Notice of Privacy Practices
Effective Date: December 7, 2025
This Notice describes how your medical information may be used and disclosed by Gracey Care Navigation Services, Inc. ("Gracey"), and how you can get access to this information. Please review it carefully.
This Notice includes Gracey's practices concerning Protected Health Information ("PHI"), under the Health Insurance Portability and Accountability Act of 1996 (HIPAA). PHI is information about you that may be used to identify you and that relates to your past, present or future physical or mental health condition; the provision of healthcare to you; or your past, present or future payment for the provision of health care.
How We May Use and Disclose Your Information
We may use or disclose your PHI for the following purposes without additional written authorization:
- Treatment: To provide, coordinate, or manage your care.
- Payment: To bill and collect payment from you, your insurance company, or Medicare for services you receive.
- Healthcare Operations: To run our organization and ensure quality care, such as reviewing performance, training staff, or conducting audits.

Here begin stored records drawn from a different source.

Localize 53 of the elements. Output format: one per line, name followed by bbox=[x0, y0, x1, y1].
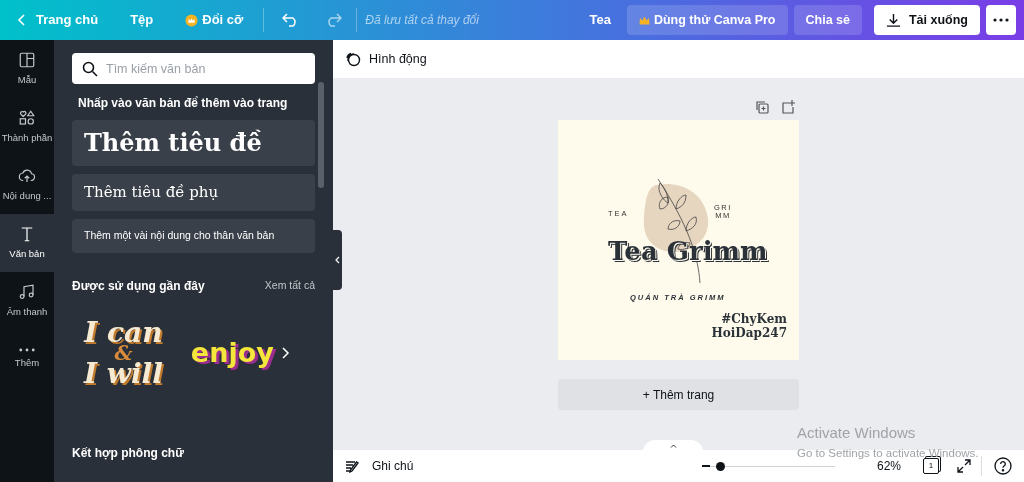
download-button[interactable]: Tải xuống bbox=[873, 5, 980, 35]
chevron-up-icon bbox=[669, 444, 677, 448]
design-tag: HoiDap247 bbox=[711, 326, 787, 341]
more-icon bbox=[19, 347, 35, 352]
share-button[interactable]: Chia sẻ bbox=[793, 5, 862, 35]
rail-item[interactable]: Nội dung ... bbox=[0, 156, 54, 214]
add-page-icon[interactable] bbox=[781, 100, 795, 114]
search-icon bbox=[82, 61, 98, 77]
animate-icon bbox=[345, 51, 361, 67]
design-title[interactable]: Tea bbox=[589, 10, 611, 30]
text-preset[interactable]: Thêm một vài nội dung cho thân văn bản bbox=[72, 219, 315, 253]
text-sticker[interactable]: enjoy bbox=[190, 333, 274, 374]
layout-icon bbox=[18, 50, 36, 69]
rail-item[interactable]: Thành phần bbox=[0, 98, 54, 156]
music-note-icon bbox=[18, 282, 36, 301]
text-preset[interactable]: Thêm tiêu đề phụ bbox=[72, 174, 315, 211]
more-button[interactable] bbox=[986, 5, 1016, 35]
notes-icon bbox=[345, 459, 360, 473]
rail-item[interactable]: Văn bản bbox=[0, 214, 54, 272]
save-status: Đã lưu tất cả thay đổi bbox=[365, 12, 479, 29]
zoom-slider[interactable] bbox=[710, 461, 835, 471]
rail-item[interactable]: Thêm bbox=[0, 330, 54, 388]
activation-notice-title: Activate Windows bbox=[797, 423, 917, 443]
text-preset[interactable]: Thêm tiêu đề bbox=[72, 120, 315, 166]
see-all-link[interactable]: Xem tất cả bbox=[264, 278, 315, 294]
panel-hint: Nhấp vào văn bản để thêm vào trang bbox=[78, 95, 289, 112]
rail-item[interactable]: Âm thanh bbox=[0, 272, 54, 330]
crown-icon bbox=[185, 13, 199, 27]
download-icon bbox=[885, 12, 901, 28]
chevron-right-icon[interactable] bbox=[281, 347, 290, 360]
more-icon bbox=[993, 18, 1009, 22]
design-title: Tea Grimm bbox=[608, 235, 768, 268]
text-sticker[interactable]: I can & I will bbox=[84, 321, 163, 386]
notes-button[interactable]: Ghi chú bbox=[345, 457, 414, 475]
design-tag: #ChyKem bbox=[721, 312, 787, 327]
section-heading: Được sử dụng gần đây bbox=[72, 278, 205, 295]
shapes-icon bbox=[18, 108, 36, 127]
duplicate-page-icon[interactable] bbox=[755, 100, 769, 114]
help-icon[interactable] bbox=[994, 457, 1012, 475]
pro-trial-button[interactable]: Dùng thử Canva Pro bbox=[626, 5, 788, 35]
back-icon bbox=[16, 14, 28, 26]
search-field[interactable]: Tìm kiếm văn bản bbox=[72, 53, 315, 84]
cloud-upload-icon bbox=[18, 166, 36, 185]
fullscreen-icon[interactable] bbox=[957, 459, 971, 473]
add-page-button[interactable]: + Thêm trang bbox=[558, 379, 799, 410]
expand-handle[interactable] bbox=[643, 440, 703, 452]
crown-icon bbox=[638, 15, 650, 25]
collapse-handle[interactable] bbox=[333, 230, 342, 290]
section-heading: Kết hợp phông chữ bbox=[72, 444, 185, 462]
rail-item[interactable]: Mẫu bbox=[0, 40, 54, 98]
page-count-button[interactable]: 1 bbox=[923, 458, 939, 474]
animate-button[interactable]: Hình động bbox=[345, 49, 427, 69]
chevron-left-icon bbox=[335, 256, 340, 264]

- As Required by Law: To comply with federal, state, or local laws, court orders, or government regulations.
- Business Associates: We may share PHI with trusted vendors who perform services for us under written agreements requiring them to safeguard your information.
Any other use or disclosure of your information will be made only with your written authorization. You may revoke that authorization at any time in writing.
Our Responsibilities
- We are required by law to maintain the privacy and security of your PHI.
- We will notify you promptly if a breach occurs that may compromise the privacy or security of your information.
- We must follow the practices described in this Notice and provide you with a copy upon request.
Your Rights Regarding Your Health Information
You have the right to:
- Amend Your Record: Request corrections to your record if you believe information is inaccurate or incomplete.
- Request Restrictions: Ask us not to use or share certain information for treatment, payment, or operations. We will consider all requests but are not required to agree.
- Confidential Communications: Ask us to contact you in a specific way, such as email only.
- Accounting of Disclosures: Request a list of certain disclosures we have made of your PHI.
- Receive a Copy of This Notice: You can view or download it anytime from our website.
- File a Complaint: If you believe your privacy rights have been violated, you may file a complaint using the contact information below. You will not be retaliated against for filing a complaint.
Changes to This Notice
Gracey reserves the right to change this Notice at any time. If we change this Notice, we will post the new version on our website and will make it available upon request.
Acknowledgment
By continuing to use our services or submitting information through our website, you acknowledge that you have reviewed this Notice of Privacy Practices.